Planning For Business Continuity & Service Affecting Issues
Chief Information Security|Kerv Digital
Published 24/10/22 under:
In terms of the post Covid era, the lessons of the last few years are clear. Business continuity means that workforces over the globe were forced to adapt quickly and, in some cases, very dramatically. Does that mean now that this process should begin to slow down? Absolutely not.
For those that are keen on laying out a roadmap for the future, in this blog our Chief Information Security Officer, Tony Leary, lays out the fundamentals that you’ll need to bear in mind.
First and foremost, always remember that planning for service-affecting issues is good practice and may keep you in business!
Pre-pandemic, disaster recovery and business continuity were topics many found contrived, and perhaps even pointless. But those organisations that had a documented and tested ‘work from home’ business continuity plan, perhaps to mitigate the loss of a key building, likely coped with the first Covid lockdown better than those that didn’t.
Time is of the Essence
Business continuity as ‘availability’ forms part of the information security ‘CIA triad’ along with confidentiality and integrity, so it’s very much part of IT security architecture and governance practice. Availability is usually expressed as a % of uptime over a period e.g., 99.9% measured monthly means that a service may have up to 0.1% (a bit under 45mins) of unplanned downtime a month. As availability is usually backed by a contractual agreement, IT suppliers must be confident that they can comfortably meet this figure for their service. Confident rather than certain, as availability is perhaps the most expensive risks to manage, given component failures are usually mitigated by adding spare capacity that may only be used if a failure occurs.
Breaking Down the Breakdowns
In common with every other aspect of IT, there are a plethora of initialisms. Besides availability, business continuity is often referred to as disaster recovery (DR) or service continuity. Some other terms that it’s good to be aware of are:
- RPO: Recovery Point Objective: in simple terms, this represents the maximum amount of data a service consumer is willing to lose if the service fails, so a 1hr RPO means up to an hour of data would be lost.
- RTO: Recovery Time Objective: how long it should take to recover a service following an incident that impacted its availability.
- MTPD: Maximum Tolerable Period of Disruption: the time an organisation can tolerate the loss of a service, given any other processes, such as rekeying in that 1hr of lost data, which may be necessary following service recovery.
The relationship between these three terms is typically RPO<RTO<MTPD, e.g., while up to one hour of data may be lost, up to 24 hours may be needed to restore the whole system (24 hour RTO) and there may then be a further 12 hours allowed to key in data recorded elsewhere (perhaps even on paper) while the service was down, giving an MTPD of 36 hours.
So where do these values come from? First, business stakeholders must provide the MTPD envelope that their service is required to operate within. Next would be any constraints from third parties and/or vendor technologies: enterprises rarely work in isolation, and are often dependent on other, existing services or platforms. Once the service is built, but before it is ‘live’, testing is vital to prove that the requirements can be met.
It’s easy to see this is an area that is critical to understand for any new service. Quantifying customer risk appetite helps architects narrow down architectural options, whether they are building a service, or selecting one from a third party who may be willing to commit to RPO/RTO figures in a contract.
The Cloud Continuity Conundrum
The emergence of cloud services has altered the IT and security landscape in lots of ways, so it shouldn’t be surprising that approaches to business continuity need to change too.
Cloud services are built from the ground up to be highly resilient and are obviously closely monitored by vendor support teams, so are likely to be more reliable than the majority of traditional, on-premise services that customers may run themselves.
Of the three main types of cloud product; infrastructure-as-a-service (IaaS) and platform-aaS, which are based on discrete components, do usually offer options around resilience, whereas Software-aaS is typically provided as a full managed service and ‘sold as seen’ with only an availability SLA. There are cloud services (usually IaaS products) offering RPO/RTO SLAs from Azure and AWS but the vast majority of services only offer an availability SLA.

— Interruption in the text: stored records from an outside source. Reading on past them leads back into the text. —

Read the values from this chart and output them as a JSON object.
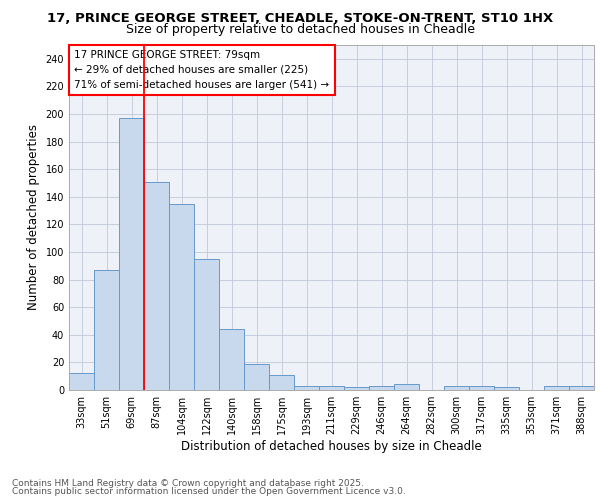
{
  "title_line1": "17, PRINCE GEORGE STREET, CHEADLE, STOKE-ON-TRENT, ST10 1HX",
  "title_line2": "Size of property relative to detached houses in Cheadle",
  "xlabel": "Distribution of detached houses by size in Cheadle",
  "ylabel": "Number of detached properties",
  "categories": [
    "33sqm",
    "51sqm",
    "69sqm",
    "87sqm",
    "104sqm",
    "122sqm",
    "140sqm",
    "158sqm",
    "175sqm",
    "193sqm",
    "211sqm",
    "229sqm",
    "246sqm",
    "264sqm",
    "282sqm",
    "300sqm",
    "317sqm",
    "335sqm",
    "353sqm",
    "371sqm",
    "388sqm"
  ],
  "values": [
    12,
    87,
    197,
    151,
    135,
    95,
    44,
    19,
    11,
    3,
    3,
    2,
    3,
    4,
    0,
    3,
    3,
    2,
    0,
    3,
    3
  ],
  "bar_color": "#c9d9ed",
  "bar_edge_color": "#6699cc",
  "grid_color": "#c0c8d8",
  "bg_color": "#eef2f8",
  "annotation_line1": "17 PRINCE GEORGE STREET: 79sqm",
  "annotation_line2": "← 29% of detached houses are smaller (225)",
  "annotation_line3": "71% of semi-detached houses are larger (541) →",
  "red_line_x": 2.5,
  "ylim": [
    0,
    250
  ],
  "yticks": [
    0,
    20,
    40,
    60,
    80,
    100,
    120,
    140,
    160,
    180,
    200,
    220,
    240
  ],
  "footer_line1": "Contains HM Land Registry data © Crown copyright and database right 2025.",
  "footer_line2": "Contains public sector information licensed under the Open Government Licence v3.0.",
  "title_fontsize": 9.5,
  "subtitle_fontsize": 9.0,
  "axis_label_fontsize": 8.5,
  "tick_fontsize": 7.0,
  "annotation_fontsize": 7.5,
  "footer_fontsize": 6.5
}
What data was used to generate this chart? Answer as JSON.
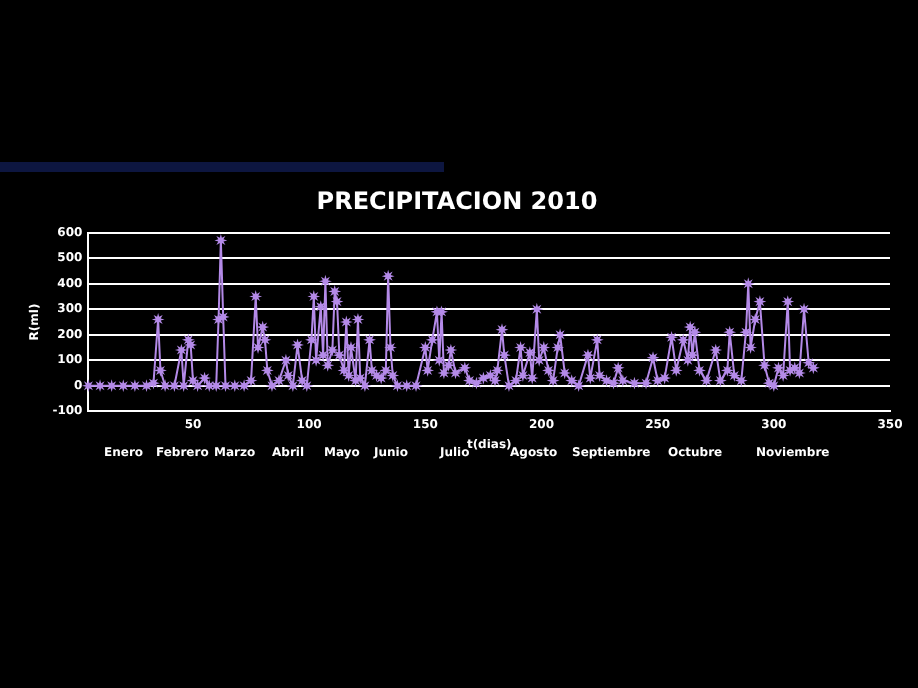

While you may not get a contracted RPO/RTO SLA from a cloud provider, there may be the possibility of self-assurance through testing e.g., replicating a failover by directing/blocking network traffic, or disabling components.
This approach has its limits, however. Some services are so abstracted that they provide no way for a cloud consumer to force any kind of failover. It’s therefore possible (and even likely when using PaaS and SaaS) to build a service from cloud components that offer neither an RPO/RTO SLA, nor the means to establish one manually through testing.
Where does this leave an industry standard resilience metric such as RTO? It’s likely that its relevance will fade as more services move towards the cloud, based on the services offered currently. Though conversely perhaps cloud providers needing to both attract on-premise hold-outs, while differentiating themselves, may see an opportunity in providing RPO and RTO SLAs in the future. In the meantime, it’s vital for architects and stakeholders to take such constraints into account as early in the project lifecycle as possible.